Eserin müellifi Kâşgarlı Mahmûd'un doğum ve ölüm tarihi hakkında bilgi yoktur. Son yıllarda Kâşgar civarında mezarının bulunduğu ileri sürülmüştür. Buna göre 1077'den sonra Kâşgar'a döndüğü ve orada öldüğü kabul edilebilir. Babasının adı Hüseyin olup Issık Göl'ü civarındaki Barsgan şehrindendir. Atası, Sâmânoğulları'ndan Türk diyarını fetheden Emîr Nasr Tigin'dir. Kendini "Dilde Türkler'in en doğruyu bilenlerinden, anlatımda en açık olanlarından, akılca en yetkinlerinden, soyca en köklülerinden, mızrakta en iyi atıcılarından" diye tanıtır. Türkler'in ülkelerini ve bozkırlarını incelediğini; Türk, Türkmen, Oğuz, Çigil, Yağma ve Kırgızlar'ın lehçelerini ve kafiyelerini öğrendiğini, her boyun ağzını en mükemmel biçimde bildiğini ifade eder. Kendi verdiği bilgilere göre Karahanlı hanedan ailesinin mensubu ve iyi bir asker olan Kâşgarlı Kitâbü Dîvânü Lügati't-Türk adını verdiği Türk lehçeleri sözlüğünü 25 Ocak 1072 tarihinde yazmaya başlamış, eseri tamamlamak için yıllarca çalışmış ve 10 Şubat 1074 veya 9 Ocak 1077 Pazartesi günü bitirmiştir. Ayrıca Kitâbü Cevâhiri'n-Nahv fî Lügati't-Türk adıyla Türkçe'nin dil bilgisi kitabını yazdığını da belirtmektedir, ancak bu eser henüz ele geçmemiştir.

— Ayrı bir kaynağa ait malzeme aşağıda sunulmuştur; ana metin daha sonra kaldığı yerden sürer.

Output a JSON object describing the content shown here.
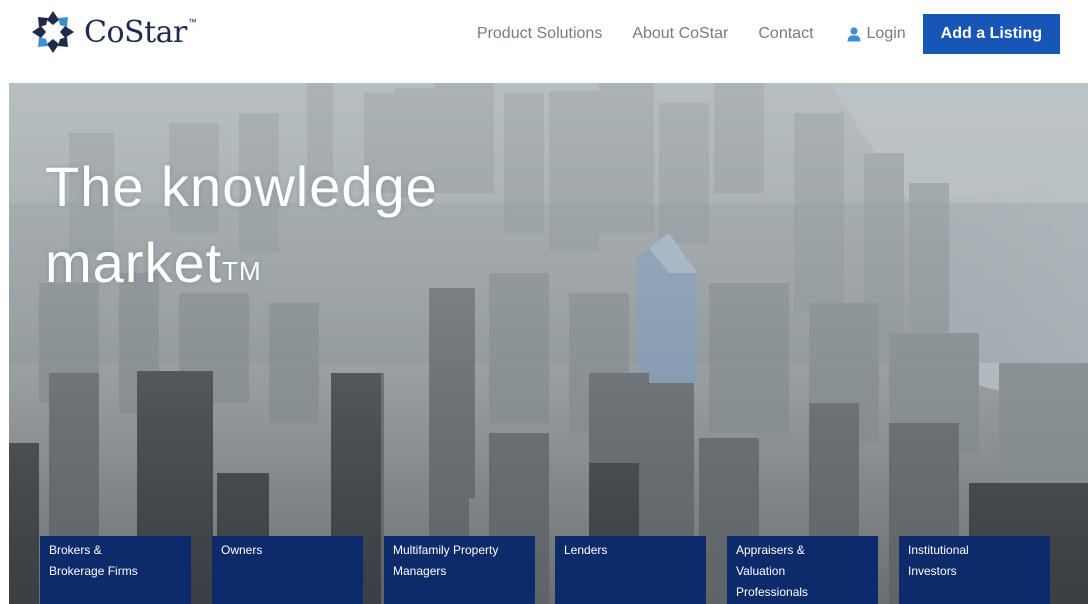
{
  "brand": {
    "name": "CoStar",
    "trademark": "™"
  },
  "nav": {
    "items": [
      "Product Solutions",
      "About CoStar",
      "Contact"
    ],
    "login": "Login",
    "cta": "Add a Listing"
  },
  "hero": {
    "title_line1": "The knowledge",
    "title_line2": "market",
    "title_mark": "TM"
  },
  "audiences": [
    {
      "line1": "Brokers &",
      "line2": "Brokerage Firms",
      "line3": ""
    },
    {
      "line1": "Owners",
      "line2": "",
      "line3": ""
    },
    {
      "line1": "Multifamily Property",
      "line2": "Managers",
      "line3": ""
    },
    {
      "line1": "Lenders",
      "line2": "",
      "line3": ""
    },
    {
      "line1": "Appraisers &",
      "line2": "Valuation",
      "line3": "Professionals"
    },
    {
      "line1": "Institutional",
      "line2": "Investors",
      "line3": ""
    }
  ],
  "colors": {
    "brand_navy": "#1f2b4d",
    "cta_blue": "#1856b6",
    "tile_navy": "#0d2a6b",
    "nav_gray": "#777b85"
  }
}
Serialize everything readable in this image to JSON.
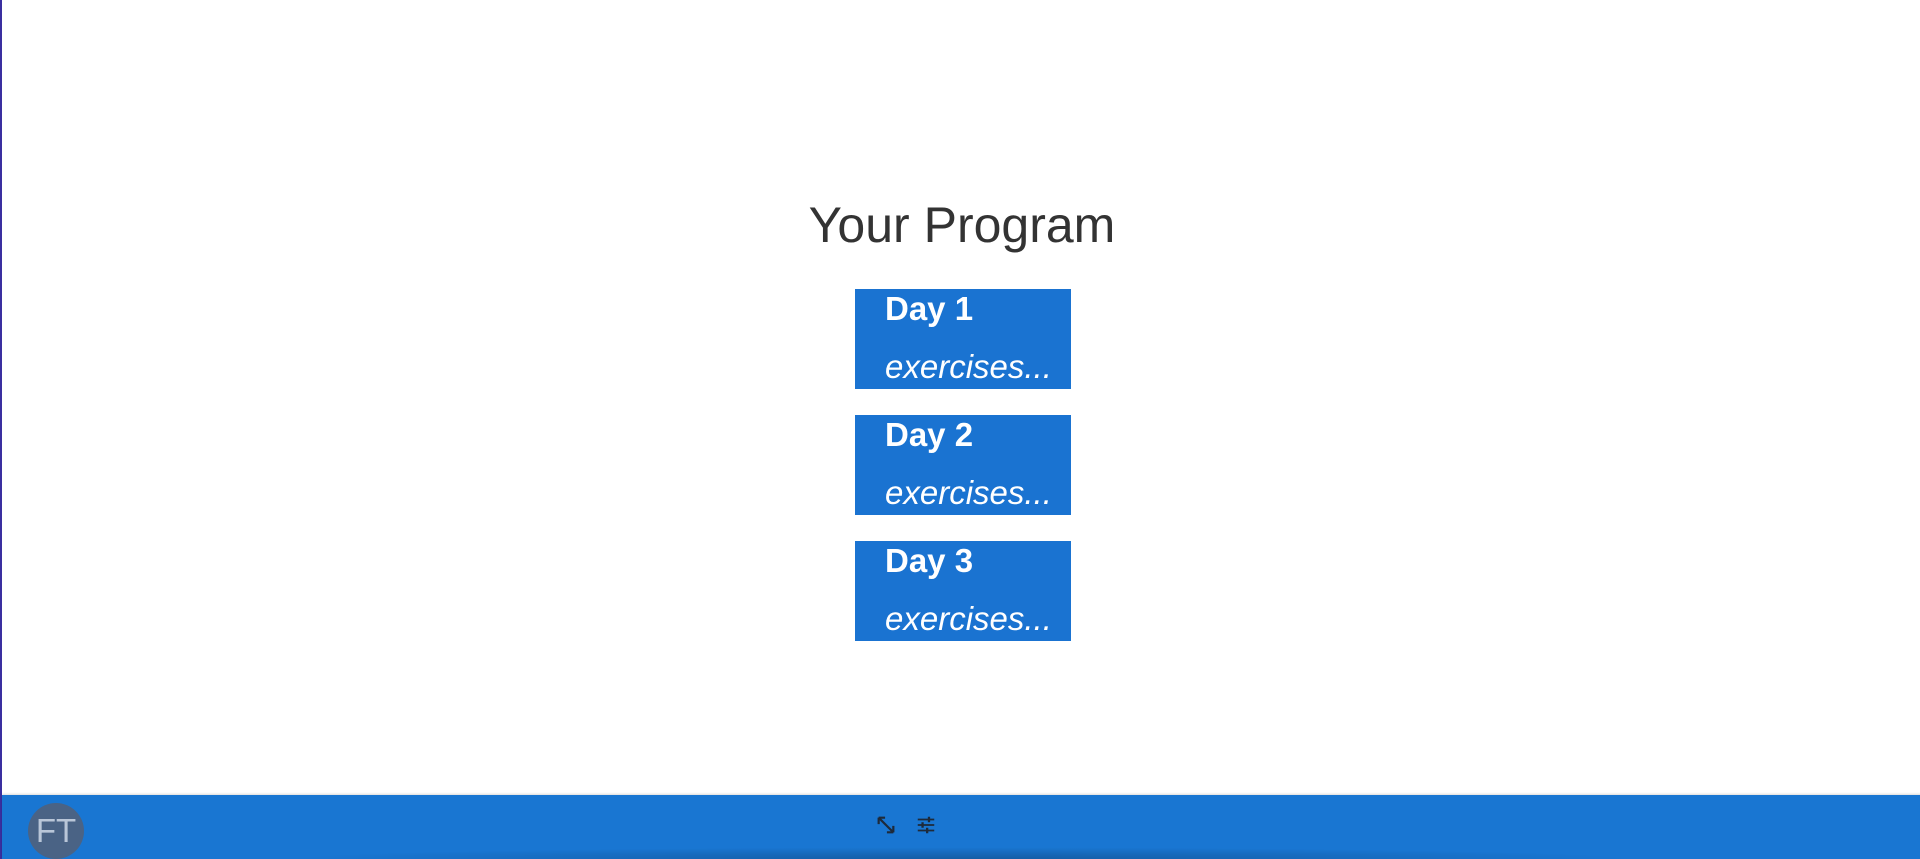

Kâşgarlı Mahmud, bugünün dilcilik anlayışına göre değerlendirildiğinde bile son derece iyi yetişmiş bir dil bilgini olarak kabul edilmektedir. Yazdığı eser ona Türklük biliminin kurucusu unvanını kazandırmıştır. O eserinde; kültürel dil bilimi, toplum dil bilimi, politik dil bilimi, antropolojik dil bilimi, dil psikolojisi, idrak dil bilimi, dil coğrafyası gibi dilciliğin hemen akla gelen birkaç alanında bize malzeme veren bir bilim adamıdır. Eserde karşılaşılan dönem Türkçe'sinin ağızlarıyla ilgili ayrıntılı bilgiler, onun Türkçe ile ilgili bilgilerinin yalnız ölçülü/standart dille sınırlı olmadığını, kendisinin belirttiği üzere bütün Türk boylarının ağızlarıyla ilgili ciddi araştırmalar yaptığını ve bilgi sahibi olduğunu gösterir. Eserde bir kısım sözlerin hangi boya ait olduğu özellikle belirtilmiş ve ağızların ses özellikleriyle ilgili birtakım bilgiler verilmiştir. Konuyla ilgili yapılan bir çalışmada hangi boya ait olduğu belirtilen sözlerin sayısı şöyle tespit edilmiştir: Argu 45, Basmil 1, Bulgar 4, Çiğil 51, Çömül 3, Halaç 3, Hotan 3, Karluk 9, Karluklu Türkmen 1, Kay 3, Kençek 22, Kıpçak 53, Ograk/Igrak 1, Oğuz 265, Türkmen 4, göçer halk 2, Soğdak 1, Suvar 6, Tatar 3, Tuhsı 9, Tübüt 2, Uygur 12, Yabaku 8, Yağma 22, Yemek 7, Balasagun 2, Barsgan 8, Kâşgar 2, Köçe 1, Sayram 1, Uç 7, Utluk 1 (Killi, 2008: 391). Bu listede Kâşgarlı'nın yaşadığı dönemde etkin olan boyların ağızlarına ait sözcük sayısının diğerlerine göre daha fazla olduğu görülmektedir. O dönemde Türk dünyasının batısında, Arap ve Fars coğrafyasında hâkim durumda olan Oğuzlar hem söz dağarcığı bakımından hem de başka yönleriyle eserde en fazla yer alan, haklarında çok bilgi verilen Türk boyudur. Kâşgarlı'nın Oğuzlar'la ilgili olarak verdiği bilgiler yalnız dilleriyle sınırlı değildir. Onların boy teşkilatı hakkında da oldukça değerli açıklamalarda bulunmuş, yirmi dört Oğuz boyunun yirmi ikisinin adlarını ve ongunlarını da kaydetmiştir. Bunun muhtemel sebebi, Selçuklular'ın döneme damgasını vuran egemenlikleri ve Abbâsîler'i yani İslam'ın halifelik merkezini himayeleri altına almış olmalarıdır.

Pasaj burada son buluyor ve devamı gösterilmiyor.